Et les harkis, comment l’ont-il vécu ?Les soldats français ont abandonné la plupart des harkis dans les bases militaires où ils étaient. Lorsque les militaires français étaient en train de partir, les harkis s’accrochaient aux camions en suppliant et les soldats leur piétinaient les mains pour les faire tomber. Ceux (les harkis qui ont commis des crimes ont été lapidés et tués. C’était le verdict populaire.

Vous avez été aussi membre dans une sous-commission de l’application des accords d’Evian ?Chaque partie était appelée à faire respecter les clauses des accords d’Evian. Pour cela il y a eu des commissions mixtes locales de cessez-le feu, en plus de la commission nationale. Notre commission local s’intéressait aux départements de Sétif, Béjaïa, Bordj Bou Arreridj, M’sila, Bouira et Tizi Ouzou. Ces commissions étaient composées à égalité entre officiers de l’armée française et de l’ALN. J’en étais membre avec Ben Moufouk Mouloud, Aïssani Amar, dit Amirouche, Si Ouali, Boubkeur Hadj Ali, le commandant Saïd Harbouche la commission a été présidée par ce dernier. On s’est réuni près de 3 ou 4 fois. Pour nous réunir, on a choisi la ferme Hamimi, à Tazmalt. Lorsque la Jeep transportant les officiers français est arrivée, nous étions dans l’embarras : nous nous demandions s’il fallait leur toucher la main ou non. Nous ignorions ce que voulait dire le protocole. On s’est juste salué militairement. A la deuxième réunion, il y a eu des problèmes. Ils reprochaient à l’ALN d’exécuter des traîtres, alors que c’était la vengeance populaire, et nous, nous n’étions pas responsables.

Dans les réunions, vous parliez de quoi avec les Français ?Nous avons débattu du respect de l’application des accords d’Evian. Parmi les points, il y avait le problème de circulation aussi bien des combattants de l’ALN que de l’armée française.
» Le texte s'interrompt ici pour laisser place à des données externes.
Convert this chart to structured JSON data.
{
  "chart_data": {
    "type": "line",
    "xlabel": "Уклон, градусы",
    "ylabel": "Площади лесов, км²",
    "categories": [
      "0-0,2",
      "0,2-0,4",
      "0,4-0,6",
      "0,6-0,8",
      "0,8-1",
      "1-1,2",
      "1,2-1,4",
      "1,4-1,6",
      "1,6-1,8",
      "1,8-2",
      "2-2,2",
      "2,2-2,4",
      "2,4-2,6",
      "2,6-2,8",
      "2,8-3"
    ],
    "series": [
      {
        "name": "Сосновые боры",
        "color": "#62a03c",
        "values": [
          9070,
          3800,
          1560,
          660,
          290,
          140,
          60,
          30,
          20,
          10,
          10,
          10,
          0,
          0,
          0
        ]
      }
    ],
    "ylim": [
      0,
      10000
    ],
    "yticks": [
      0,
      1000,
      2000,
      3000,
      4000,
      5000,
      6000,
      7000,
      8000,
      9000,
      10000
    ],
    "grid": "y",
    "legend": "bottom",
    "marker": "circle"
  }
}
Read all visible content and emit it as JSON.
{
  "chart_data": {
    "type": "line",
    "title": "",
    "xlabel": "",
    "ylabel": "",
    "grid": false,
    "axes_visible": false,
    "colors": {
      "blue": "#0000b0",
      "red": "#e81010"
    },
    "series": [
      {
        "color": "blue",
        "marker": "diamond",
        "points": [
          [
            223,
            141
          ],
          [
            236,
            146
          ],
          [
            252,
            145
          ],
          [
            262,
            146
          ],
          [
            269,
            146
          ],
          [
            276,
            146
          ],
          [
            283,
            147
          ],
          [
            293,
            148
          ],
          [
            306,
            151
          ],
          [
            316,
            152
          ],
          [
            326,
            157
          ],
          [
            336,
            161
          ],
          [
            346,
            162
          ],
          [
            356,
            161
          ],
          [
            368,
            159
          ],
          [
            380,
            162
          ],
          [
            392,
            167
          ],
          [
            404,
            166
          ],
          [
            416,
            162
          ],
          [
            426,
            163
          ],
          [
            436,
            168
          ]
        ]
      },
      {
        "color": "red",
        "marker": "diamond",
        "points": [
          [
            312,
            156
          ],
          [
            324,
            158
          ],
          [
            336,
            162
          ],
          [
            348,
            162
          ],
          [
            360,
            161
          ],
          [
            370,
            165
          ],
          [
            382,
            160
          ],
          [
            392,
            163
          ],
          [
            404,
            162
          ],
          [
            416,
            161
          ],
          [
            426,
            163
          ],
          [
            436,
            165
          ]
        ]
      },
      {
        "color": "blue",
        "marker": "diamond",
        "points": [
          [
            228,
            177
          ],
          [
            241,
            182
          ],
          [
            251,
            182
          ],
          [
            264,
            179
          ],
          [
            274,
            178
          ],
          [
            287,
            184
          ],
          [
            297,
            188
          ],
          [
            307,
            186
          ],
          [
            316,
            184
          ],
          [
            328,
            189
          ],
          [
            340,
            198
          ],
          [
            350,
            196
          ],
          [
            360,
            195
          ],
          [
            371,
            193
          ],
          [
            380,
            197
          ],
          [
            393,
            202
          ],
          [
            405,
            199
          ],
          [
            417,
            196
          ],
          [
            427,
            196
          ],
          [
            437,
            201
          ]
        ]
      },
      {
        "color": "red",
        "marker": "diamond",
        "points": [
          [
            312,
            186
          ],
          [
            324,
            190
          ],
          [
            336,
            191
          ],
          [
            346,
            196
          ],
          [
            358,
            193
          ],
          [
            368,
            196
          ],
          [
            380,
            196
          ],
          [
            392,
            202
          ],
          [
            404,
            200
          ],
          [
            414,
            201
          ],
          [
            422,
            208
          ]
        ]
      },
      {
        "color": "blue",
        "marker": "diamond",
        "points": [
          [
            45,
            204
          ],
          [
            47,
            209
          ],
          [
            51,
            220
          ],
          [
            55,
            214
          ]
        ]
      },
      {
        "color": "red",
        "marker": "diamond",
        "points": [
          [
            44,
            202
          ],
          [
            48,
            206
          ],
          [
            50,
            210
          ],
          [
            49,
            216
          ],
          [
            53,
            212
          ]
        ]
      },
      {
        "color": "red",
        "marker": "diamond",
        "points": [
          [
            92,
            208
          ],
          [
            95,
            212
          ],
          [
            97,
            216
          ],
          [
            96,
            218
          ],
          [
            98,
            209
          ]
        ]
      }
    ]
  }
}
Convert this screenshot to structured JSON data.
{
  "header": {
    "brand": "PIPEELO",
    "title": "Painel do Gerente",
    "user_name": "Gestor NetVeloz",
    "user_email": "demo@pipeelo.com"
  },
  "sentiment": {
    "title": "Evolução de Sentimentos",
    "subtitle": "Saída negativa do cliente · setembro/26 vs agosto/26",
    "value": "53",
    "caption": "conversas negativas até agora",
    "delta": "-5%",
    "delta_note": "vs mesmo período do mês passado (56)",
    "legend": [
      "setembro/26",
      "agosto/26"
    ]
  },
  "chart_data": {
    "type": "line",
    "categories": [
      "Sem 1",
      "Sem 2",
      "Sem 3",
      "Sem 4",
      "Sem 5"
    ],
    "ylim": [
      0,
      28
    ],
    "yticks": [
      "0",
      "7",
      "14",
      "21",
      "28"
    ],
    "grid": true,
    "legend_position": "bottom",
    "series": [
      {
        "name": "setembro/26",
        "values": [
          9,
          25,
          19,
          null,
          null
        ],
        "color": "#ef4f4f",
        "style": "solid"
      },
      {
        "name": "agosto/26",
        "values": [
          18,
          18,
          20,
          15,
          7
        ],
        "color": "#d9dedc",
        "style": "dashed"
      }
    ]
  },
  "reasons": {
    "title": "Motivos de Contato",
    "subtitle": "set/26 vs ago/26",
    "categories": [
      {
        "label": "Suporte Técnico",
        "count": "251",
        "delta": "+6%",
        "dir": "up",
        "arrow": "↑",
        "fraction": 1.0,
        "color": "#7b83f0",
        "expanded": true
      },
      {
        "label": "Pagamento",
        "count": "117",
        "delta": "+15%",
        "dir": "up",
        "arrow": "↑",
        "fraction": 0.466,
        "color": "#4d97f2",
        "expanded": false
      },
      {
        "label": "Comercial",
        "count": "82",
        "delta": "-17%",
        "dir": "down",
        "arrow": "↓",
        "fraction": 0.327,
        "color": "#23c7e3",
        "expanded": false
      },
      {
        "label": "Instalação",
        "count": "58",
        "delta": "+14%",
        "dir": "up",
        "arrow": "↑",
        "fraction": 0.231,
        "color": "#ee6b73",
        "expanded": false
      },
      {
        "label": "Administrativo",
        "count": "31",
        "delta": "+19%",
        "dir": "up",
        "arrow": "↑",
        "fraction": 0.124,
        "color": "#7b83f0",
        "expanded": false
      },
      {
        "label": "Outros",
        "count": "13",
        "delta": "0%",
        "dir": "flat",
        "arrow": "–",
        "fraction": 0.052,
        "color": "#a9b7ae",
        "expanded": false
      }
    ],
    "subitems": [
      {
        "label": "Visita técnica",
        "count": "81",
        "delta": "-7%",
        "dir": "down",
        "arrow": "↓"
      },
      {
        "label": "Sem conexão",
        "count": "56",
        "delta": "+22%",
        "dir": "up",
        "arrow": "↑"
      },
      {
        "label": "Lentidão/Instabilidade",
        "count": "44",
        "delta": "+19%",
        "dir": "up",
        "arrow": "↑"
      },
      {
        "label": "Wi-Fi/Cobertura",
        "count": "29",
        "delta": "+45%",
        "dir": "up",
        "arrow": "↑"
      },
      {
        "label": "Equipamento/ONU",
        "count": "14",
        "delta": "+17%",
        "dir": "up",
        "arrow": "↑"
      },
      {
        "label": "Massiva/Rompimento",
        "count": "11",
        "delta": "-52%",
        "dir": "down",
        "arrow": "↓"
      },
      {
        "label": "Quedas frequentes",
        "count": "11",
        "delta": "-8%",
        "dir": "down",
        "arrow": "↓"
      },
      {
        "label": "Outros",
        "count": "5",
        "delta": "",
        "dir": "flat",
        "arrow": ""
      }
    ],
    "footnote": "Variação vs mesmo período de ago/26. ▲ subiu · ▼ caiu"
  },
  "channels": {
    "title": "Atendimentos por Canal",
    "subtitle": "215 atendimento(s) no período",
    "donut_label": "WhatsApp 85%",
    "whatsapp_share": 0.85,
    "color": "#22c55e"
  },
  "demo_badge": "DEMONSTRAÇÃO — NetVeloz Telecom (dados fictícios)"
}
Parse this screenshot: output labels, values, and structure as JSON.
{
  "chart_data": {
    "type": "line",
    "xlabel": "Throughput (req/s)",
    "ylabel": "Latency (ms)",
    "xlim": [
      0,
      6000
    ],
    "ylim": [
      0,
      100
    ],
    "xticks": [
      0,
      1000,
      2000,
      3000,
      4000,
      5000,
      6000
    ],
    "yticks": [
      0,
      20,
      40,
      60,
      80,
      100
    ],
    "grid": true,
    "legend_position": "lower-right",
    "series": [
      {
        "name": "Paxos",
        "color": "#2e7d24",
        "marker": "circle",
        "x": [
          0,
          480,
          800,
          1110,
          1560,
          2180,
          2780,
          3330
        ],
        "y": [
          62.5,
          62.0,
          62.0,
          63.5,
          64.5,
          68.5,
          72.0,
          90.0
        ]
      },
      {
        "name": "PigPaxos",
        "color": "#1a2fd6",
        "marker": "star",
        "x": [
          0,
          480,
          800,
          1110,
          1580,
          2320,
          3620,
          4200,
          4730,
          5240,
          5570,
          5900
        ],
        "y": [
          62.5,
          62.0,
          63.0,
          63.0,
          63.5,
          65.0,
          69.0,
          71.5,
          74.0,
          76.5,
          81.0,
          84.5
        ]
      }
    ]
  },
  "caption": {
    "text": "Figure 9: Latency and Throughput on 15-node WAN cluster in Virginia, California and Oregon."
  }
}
Ceux de l’ALN, devaient rester sur leur positions mais, en civil, ils pouvaient circuler librement. L’armée française devait elle, aussi, se cantonner dans ses postes militaires et ne pas faire de la provocation et aussi, veiller à l’ordre public.

A qui revenait cette tâche ?L’ordre public revenait aussi bien à l’ALN qu’à l’armée française. L’objectif était qu’il ne fallait pas troubler la paix et la tranquillité des citoyens.

Et pour conclure … ?Je dirais aux nouvelles générations que la notre a contribué à la victoire contre l’ennemi. Il ne faut pas désespérer. Depuis 1830 chaque génération a eu sa révolte. Celle de 1954 est celle qui a abouti positivement à l’indépendance de l’Algérie. Les générations doivent recevoir le flambeau et se soucier de l’avenir de l’Algérie, elle qui demeure très chère dans notre chair, nos cœurs et nos mémoires.